African American CNN contributor Van Jones said last night that the vote is “a whitelash” against a browning American and against President Obama. Jones asked what he is supposed to tell his children. I wish, this morning, that I could find some consoling or hopeful words for my grown family, and for my grandkids, who will have to live with Trump’s destruction longer than I. But I’m really struggling.
Lily was texting me from Panama throughout the night, and this morning she said two things that are common understandings in her country — no stranger to dictatorial rule. One is that a country gets the government it deserves. The other is that power brutalizes.

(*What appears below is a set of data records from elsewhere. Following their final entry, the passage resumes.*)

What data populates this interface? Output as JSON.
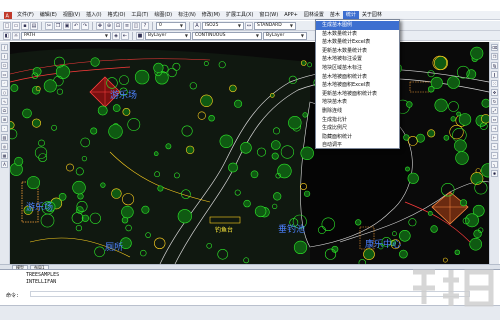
{
  "menubar": {
    "items": [
      "文件(F)",
      "编辑(E)",
      "视图(V)",
      "插入(I)",
      "格式(O)",
      "工具(T)",
      "绘图(D)",
      "标注(N)",
      "修改(M)",
      "扩展工具(X)",
      "窗口(W)",
      "APP+",
      "园林设置",
      "苗木",
      "统计",
      "关于园林"
    ],
    "active_index": 14
  },
  "toolbar2": {
    "layer_combo": "0",
    "style_combo_1": "ISO25",
    "style_combo_2": "STANDARD"
  },
  "toolbar3": {
    "path_combo": "PATH",
    "bylayer_color": "ByLayer",
    "linetype": "CONTINUOUS"
  },
  "dropdown": {
    "items": [
      "生成苗木图例",
      "苗木数量统计表",
      "苗木数量统计Excel表",
      "更新苗木数量统计表",
      "苗木地被标注设置",
      "地块区域苗木标注",
      "苗木地被面积统计表",
      "苗木地被面积Excel表",
      "更新苗木地被面积统计表",
      "地块苗木表",
      "删除连线",
      "生成指北针",
      "生成比例尺",
      "隐藏面积统计",
      "自动调平"
    ],
    "selected_index": 0
  },
  "drawing": {
    "labels": {
      "top_left": "游乐场",
      "mid_left": "游乐场",
      "pond": "垂钓池",
      "bridge": "钓鱼台",
      "toilet": "厕所",
      "center": "康乐中心"
    }
  },
  "tabs": [
    "模型",
    "布局1"
  ],
  "command": {
    "lines": [
      "TREESAMPLES",
      "INTELLIFAN"
    ],
    "prompt": "命令:"
  },
  "colors": {
    "canvas": "#0a0a0a",
    "plants": "#22c21f",
    "menu_highlight": "#3d6fd0",
    "label": "#4c82ff"
  }
}
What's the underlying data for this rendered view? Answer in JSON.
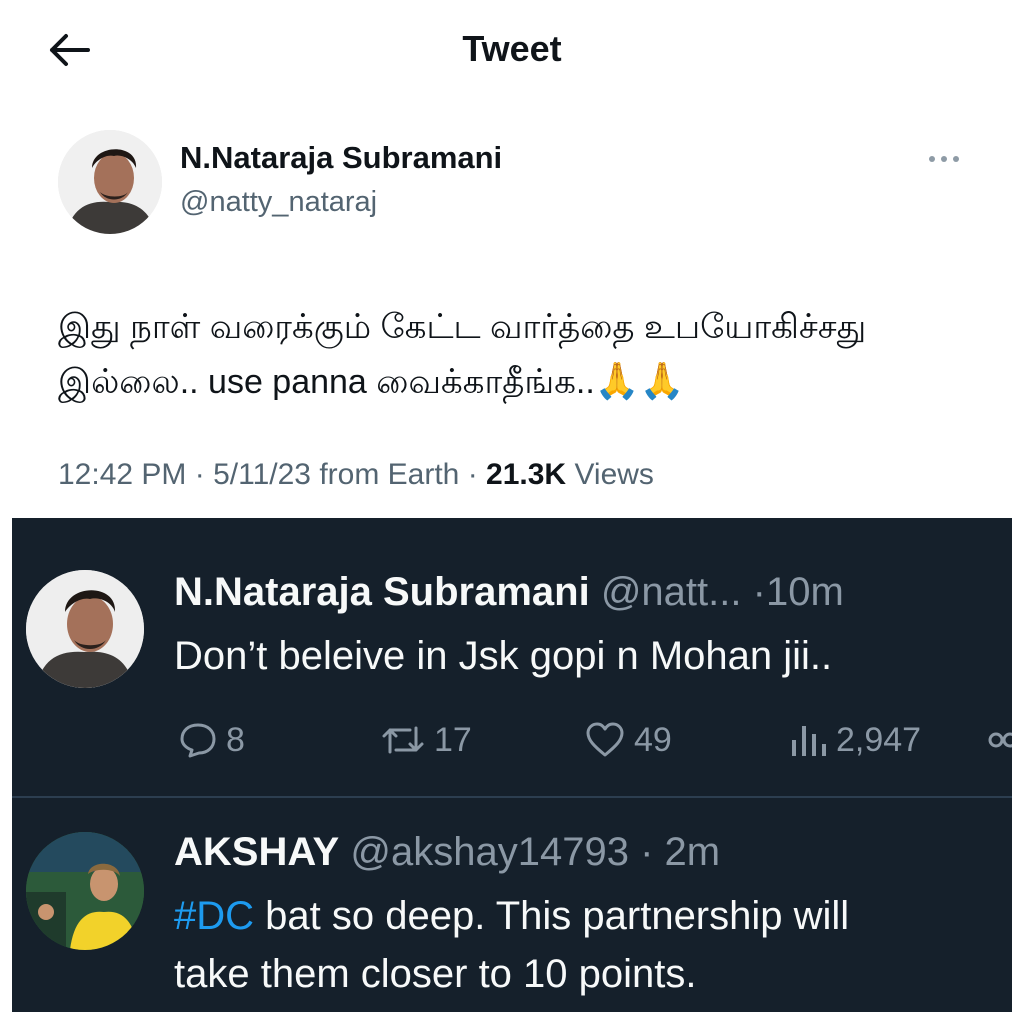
{
  "header": {
    "title": "Tweet",
    "back_icon": "arrow-left-icon"
  },
  "tweet": {
    "author_name": "N.Nataraja Subramani",
    "author_handle": "@natty_nataraj",
    "text_line1": "இது நாள் வரைக்கும் கேட்ட வார்த்தை உபயோகிச்சது",
    "text_line2": "இல்லை.. use panna வைக்காதீங்க..",
    "emoji": "🙏🙏",
    "time": "12:42 PM",
    "date": "5/11/23",
    "source": "from Earth",
    "views_count": "21.3K",
    "views_label": "Views"
  },
  "embedded": {
    "reply1": {
      "name": "N.Nataraja Subramani",
      "handle": "@natt...",
      "time": "·10m",
      "text": "Don’t beleive in Jsk gopi n Mohan jii..",
      "replies": "8",
      "retweets": "17",
      "likes": "49",
      "views": "2,947"
    },
    "reply2": {
      "name": "AKSHAY",
      "handle": "@akshay14793",
      "time": "· 2m",
      "hashtag": "#DC",
      "text_line1_rest": " bat so deep. This partnership will",
      "text_line2": "take them closer to 10 points."
    }
  },
  "colors": {
    "dark_bg": "#15202b",
    "accent": "#1d9bf0",
    "muted": "#536471"
  }
}
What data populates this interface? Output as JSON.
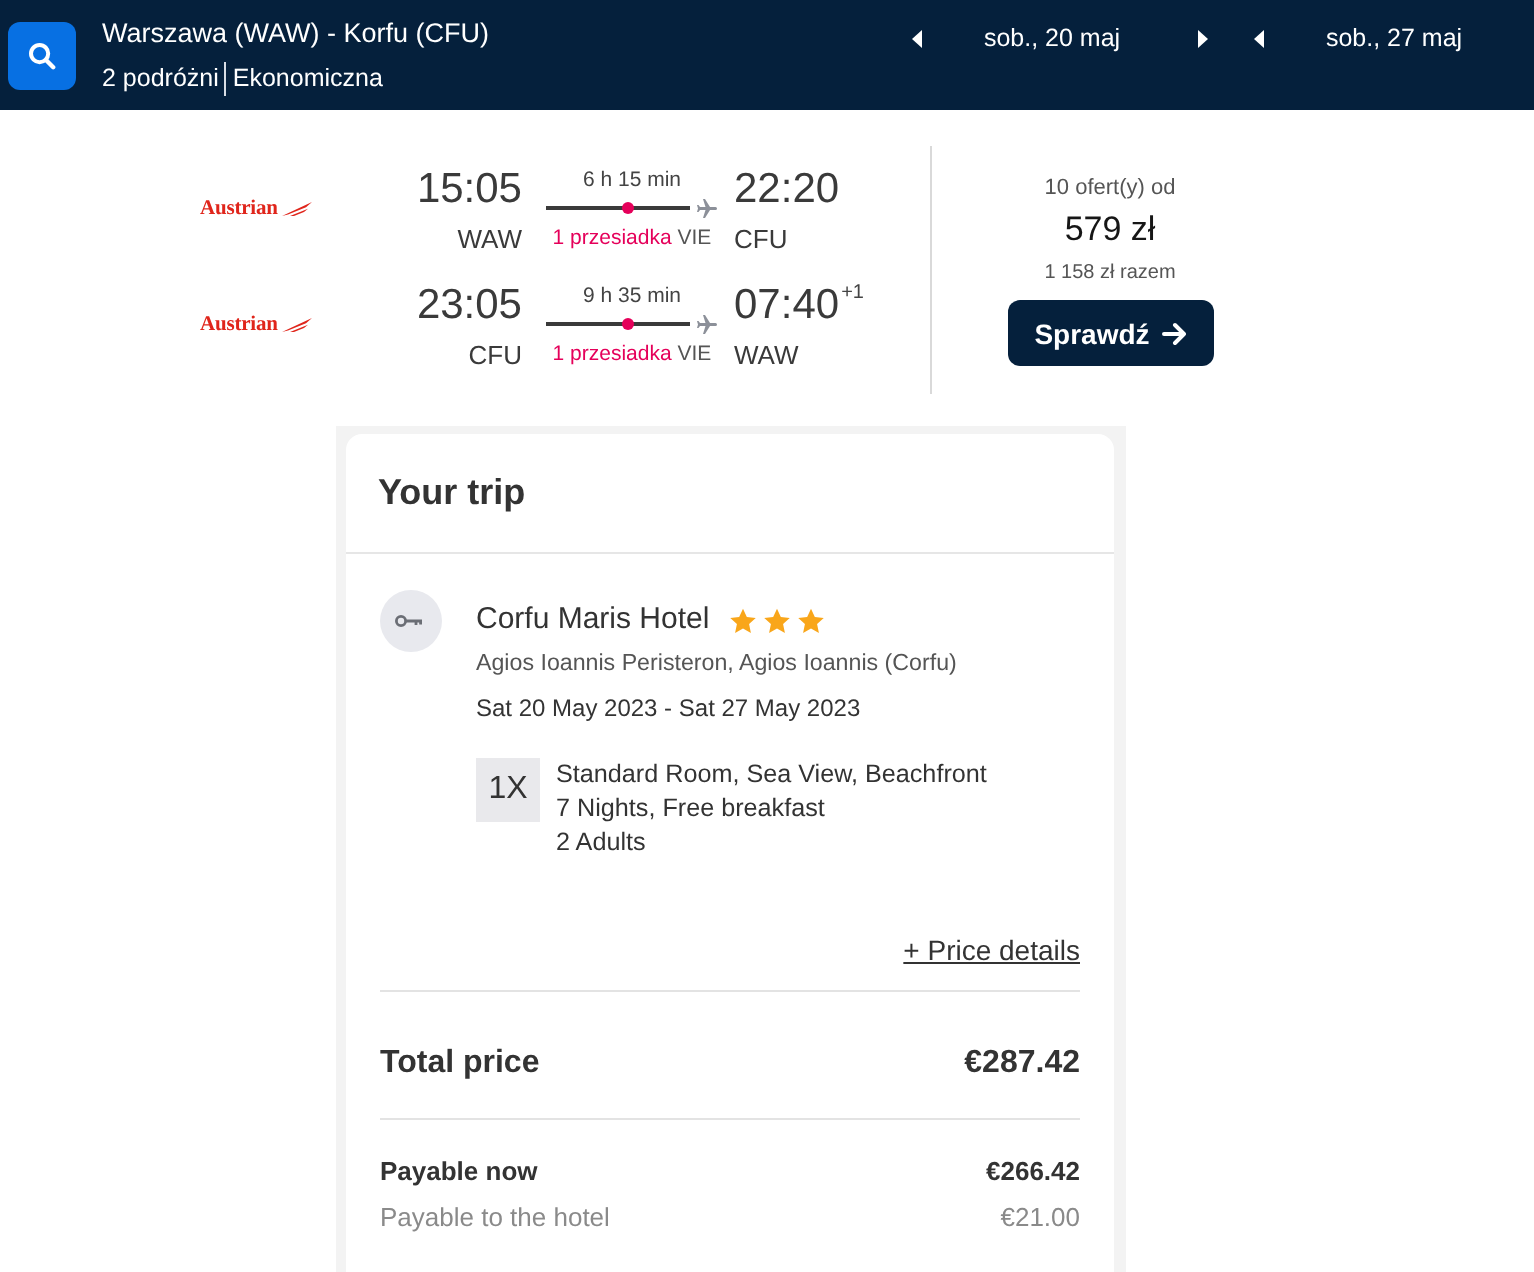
{
  "header": {
    "title": "Warszawa (WAW) - Korfu (CFU)",
    "travellers": "2 podróżni",
    "cabin": "Ekonomiczna",
    "dates": [
      "sob., 20 maj",
      "sob., 27 maj"
    ]
  },
  "flight_result": {
    "legs": [
      {
        "airline": "Austrian",
        "depart_time": "15:05",
        "depart_airport": "WAW",
        "duration": "6 h 15 min",
        "stops": "1 przesiadka",
        "via": "VIE",
        "arrive_time": "22:20",
        "arrive_airport": "CFU"
      },
      {
        "airline": "Austrian",
        "depart_time": "23:05",
        "depart_airport": "CFU",
        "duration": "9 h 35 min",
        "stops": "1 przesiadka",
        "via": "VIE",
        "arrive_time": "07:40",
        "day_offset": "+1",
        "arrive_airport": "WAW"
      }
    ],
    "offers": "10 ofert(y) od",
    "price": "579 zł",
    "total": "1 158 zł razem",
    "button": "Sprawdź"
  },
  "trip": {
    "title": "Your trip",
    "hotel": {
      "name": "Corfu Maris Hotel",
      "stars": 3,
      "address": "Agios Ioannis Peristeron, Agios Ioannis (Corfu)",
      "dates": "Sat 20 May 2023 - Sat 27 May 2023"
    },
    "room": {
      "quantity": "1X",
      "lines": [
        "Standard Room, Sea View, Beachfront",
        "7 Nights, Free breakfast",
        "2 Adults"
      ]
    },
    "price_details_link": "+ Price details",
    "total": {
      "label": "Total price",
      "value": "€287.42"
    },
    "payments": [
      {
        "kind": "now",
        "label": "Payable now",
        "value": "€266.42"
      },
      {
        "kind": "hotel",
        "label": "Payable to the hotel",
        "value": "€21.00"
      }
    ]
  }
}
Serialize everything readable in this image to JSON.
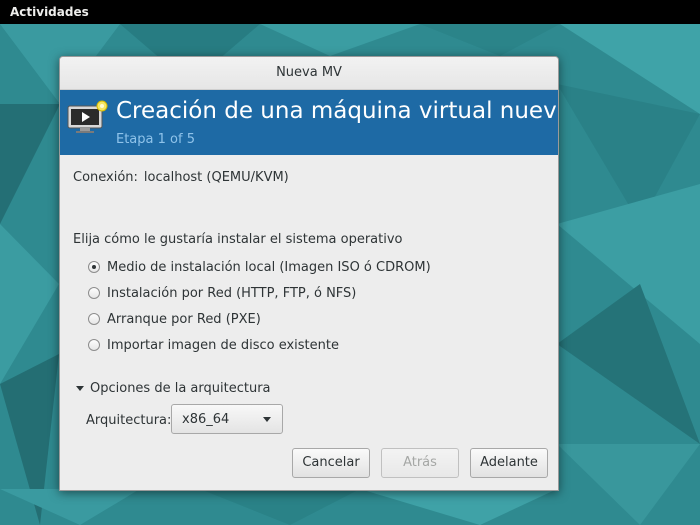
{
  "topbar": {
    "activities_label": "Actividades"
  },
  "dialog": {
    "window_title": "Nueva MV",
    "banner": {
      "title": "Creación de una máquina virtual nueva",
      "step": "Etapa 1 of 5",
      "icon": "monitor-new-icon"
    },
    "connection": {
      "label": "Conexión:",
      "value": "localhost (QEMU/KVM)"
    },
    "install_question": "Elija cómo le gustaría instalar el sistema operativo",
    "install_options": [
      {
        "label": "Medio de instalación local (Imagen ISO ó CDROM)",
        "selected": true
      },
      {
        "label": "Instalación por Red (HTTP, FTP, ó NFS)",
        "selected": false
      },
      {
        "label": "Arranque por Red (PXE)",
        "selected": false
      },
      {
        "label": "Importar imagen de disco existente",
        "selected": false
      }
    ],
    "architecture": {
      "expander_label": "Opciones de la arquitectura",
      "label": "Arquitectura:",
      "selected": "x86_64"
    },
    "buttons": {
      "cancel": "Cancelar",
      "back": "Atrás",
      "forward": "Adelante"
    }
  }
}
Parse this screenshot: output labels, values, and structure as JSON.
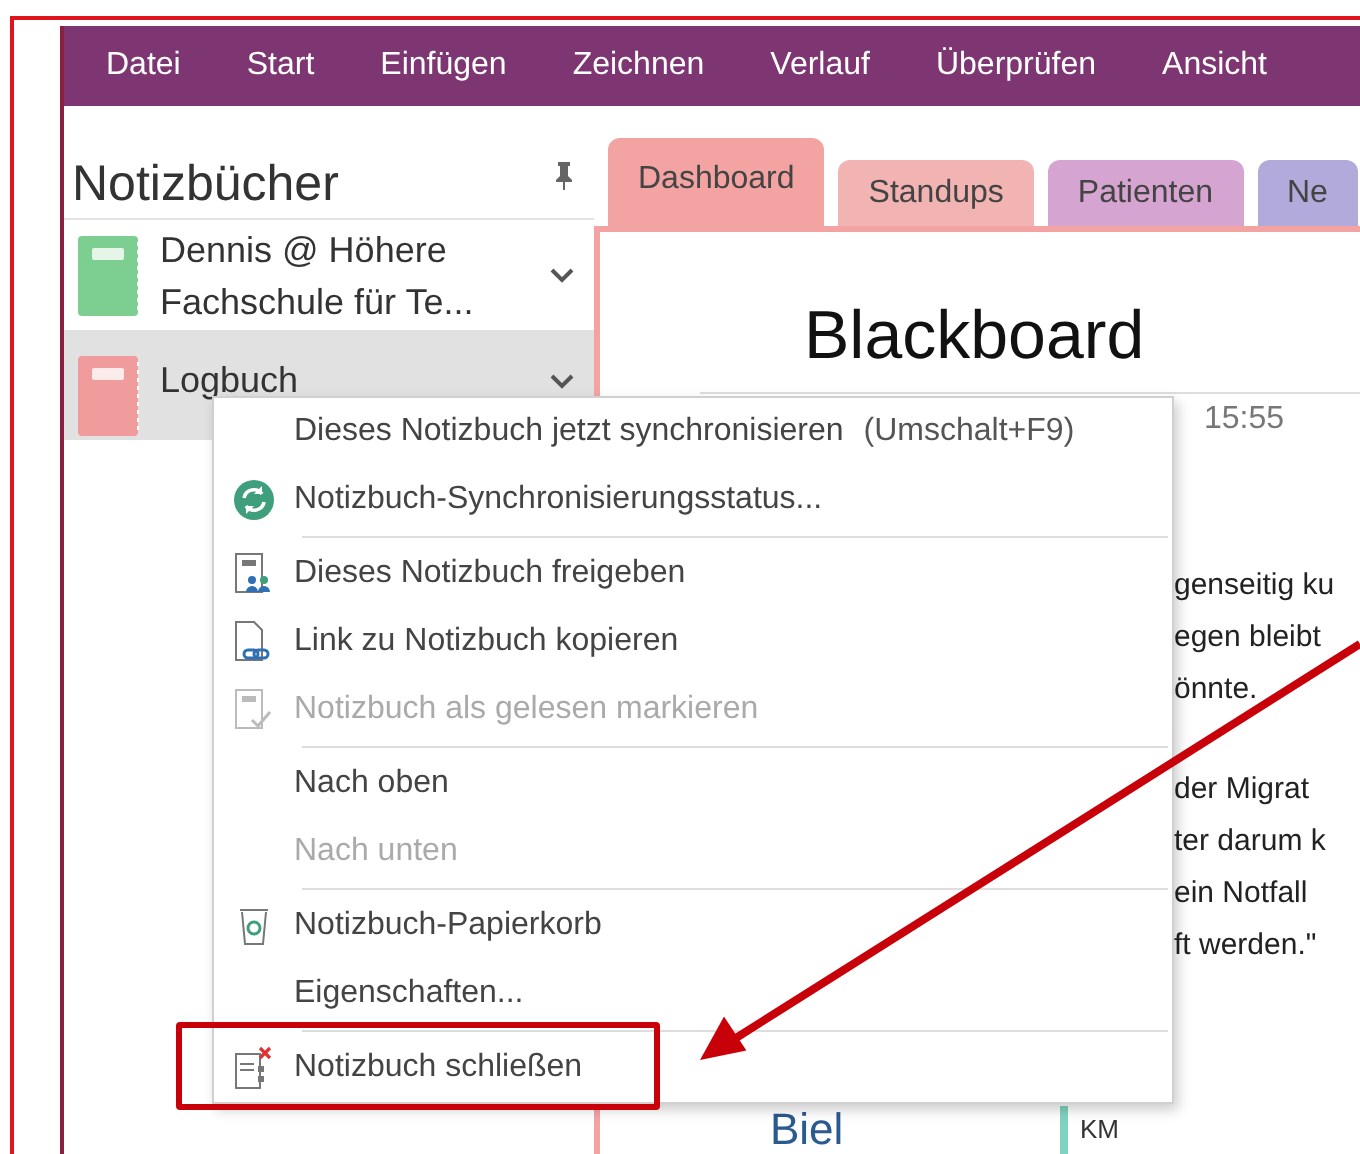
{
  "menu_bar": {
    "items": [
      "Datei",
      "Start",
      "Einfügen",
      "Zeichnen",
      "Verlauf",
      "Überprüfen",
      "Ansicht"
    ]
  },
  "sidebar": {
    "title": "Notizbücher",
    "notebooks": [
      {
        "name": "Dennis @ Höhere Fachschule für Te...",
        "selected": false,
        "color": "#7ccf91"
      },
      {
        "name": "Logbuch",
        "selected": true,
        "color": "#f19c9c"
      }
    ]
  },
  "section_tabs": [
    {
      "label": "Dashboard",
      "selected": true,
      "color": "#f4a3a3"
    },
    {
      "label": "Standups",
      "selected": false,
      "color": "#f2b3b3"
    },
    {
      "label": "Patienten",
      "selected": false,
      "color": "#d5a4d0"
    },
    {
      "label": "Ne",
      "selected": false,
      "color": "#b1aadb"
    }
  ],
  "page": {
    "title": "Blackboard",
    "time": "15:55",
    "paragraphs": [
      [
        "genseitig ku",
        "egen bleibt",
        "önnte."
      ],
      [
        "der Migrat",
        "ter darum k",
        "ein Notfall",
        "ft werden.\""
      ]
    ],
    "footer_left": "Biel",
    "footer_right": "KM"
  },
  "context_menu": {
    "groups": [
      [
        {
          "label": "Dieses Notizbuch jetzt synchronisieren",
          "shortcut": "(Umschalt+F9)",
          "disabled": false
        },
        {
          "label": "Notizbuch-Synchronisierungsstatus...",
          "disabled": false
        }
      ],
      [
        {
          "label": "Dieses Notizbuch freigeben",
          "disabled": false
        },
        {
          "label": "Link zu Notizbuch kopieren",
          "disabled": false
        },
        {
          "label": "Notizbuch als gelesen markieren",
          "disabled": true
        }
      ],
      [
        {
          "label": "Nach oben",
          "disabled": false
        },
        {
          "label": "Nach unten",
          "disabled": true
        }
      ],
      [
        {
          "label": "Notizbuch-Papierkorb",
          "disabled": false
        },
        {
          "label": "Eigenschaften...",
          "disabled": false
        }
      ],
      [
        {
          "label": "Notizbuch schließen",
          "disabled": false
        }
      ]
    ]
  }
}
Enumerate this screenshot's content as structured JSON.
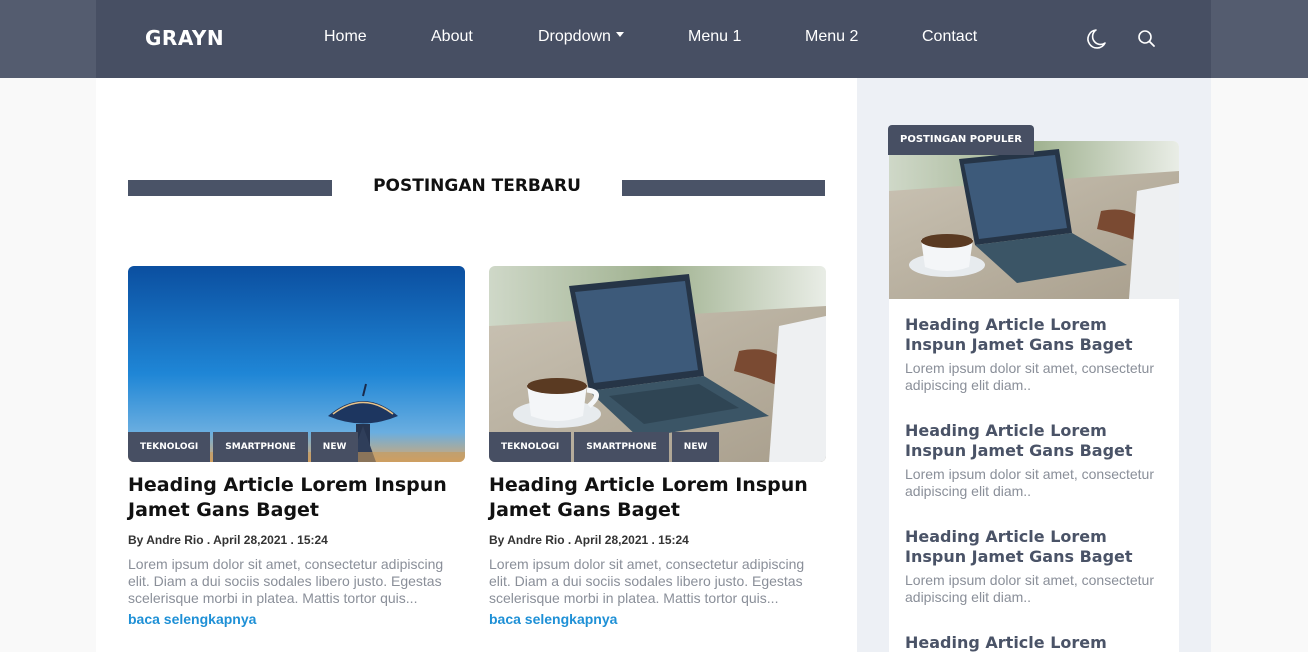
{
  "header": {
    "brand": "GRAYN",
    "nav": [
      "Home",
      "About",
      "Dropdown",
      "Menu 1",
      "Menu 2",
      "Contact"
    ],
    "icons": [
      "moon-icon",
      "search-icon"
    ]
  },
  "section": {
    "title": "POSTINGAN TERBARU"
  },
  "posts": [
    {
      "image": "radio-telescope-dusk-photo",
      "tags": [
        "TEKNOLOGI",
        "SMARTPHONE",
        "NEW"
      ],
      "title": "Heading Article Lorem Inspun Jamet Gans Baget",
      "meta": "By Andre Rio . April 28,2021 . 15:24",
      "excerpt": "Lorem ipsum dolor sit amet, consectetur adipiscing elit. Diam a dui sociis sodales libero justo. Egestas scelerisque morbi in platea. Mattis tortor quis...",
      "more": "baca selengkapnya"
    },
    {
      "image": "laptop-coffee-photo",
      "tags": [
        "TEKNOLOGI",
        "SMARTPHONE",
        "NEW"
      ],
      "title": "Heading Article Lorem Inspun Jamet Gans Baget",
      "meta": "By Andre Rio . April 28,2021 . 15:24",
      "excerpt": "Lorem ipsum dolor sit amet, consectetur adipiscing elit. Diam a dui sociis sodales libero justo. Egestas scelerisque morbi in platea. Mattis tortor quis...",
      "more": "baca selengkapnya"
    }
  ],
  "sidebar": {
    "badge": "POSTINGAN POPULER",
    "image": "laptop-coffee-photo",
    "items": [
      {
        "title": "Heading Article Lorem Inspun Jamet Gans Baget",
        "text": "Lorem ipsum dolor sit amet, consectetur adipiscing elit diam.."
      },
      {
        "title": "Heading Article Lorem Inspun Jamet Gans Baget",
        "text": "Lorem ipsum dolor sit amet, consectetur adipiscing elit diam.."
      },
      {
        "title": "Heading Article Lorem Inspun Jamet Gans Baget",
        "text": "Lorem ipsum dolor sit amet, consectetur adipiscing elit diam.."
      },
      {
        "title": "Heading Article Lorem",
        "text": ""
      }
    ]
  },
  "colors": {
    "header_bg": "#474f63",
    "header_outer": "#545c6f",
    "accent_dark": "#4a5367",
    "link": "#1e90d6",
    "sidebar_bg": "#edf0f5"
  }
}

Peter Beinart, writing for the Atlantic, puts words to how I feel:
“I don’t respect this election result. I must abide by it, of course. But I don’t respect it. I respect the people who voted for Donald Trump. As private individuals, they’re no better or worse than anyone else. But I don’t respect their decision to elect a man who blames vulnerable minorities for America’s problems. Who threatens journalists for reporting the news. Who castigates judges for requiring him to abide by the rule of law. Who boasts about his enthusiasm for torture. Who cheers on his supporters on when they beat protesters. I don’t respect that. I won’t pretend the people possess infinite wisdom. I’m a Jew. We know better.”
Over time the gloom will abate, and believers in liberal democracy will find ways to resist Trump and do the hard work of reclaiming our country. But it’s going to be a very hard four years.
I said this before, but it bears repeating: Trump has been clear from the beginning about who he is, what he believes. Those of you who voted for him can’t ever say you didn’t know, or didn’t understand.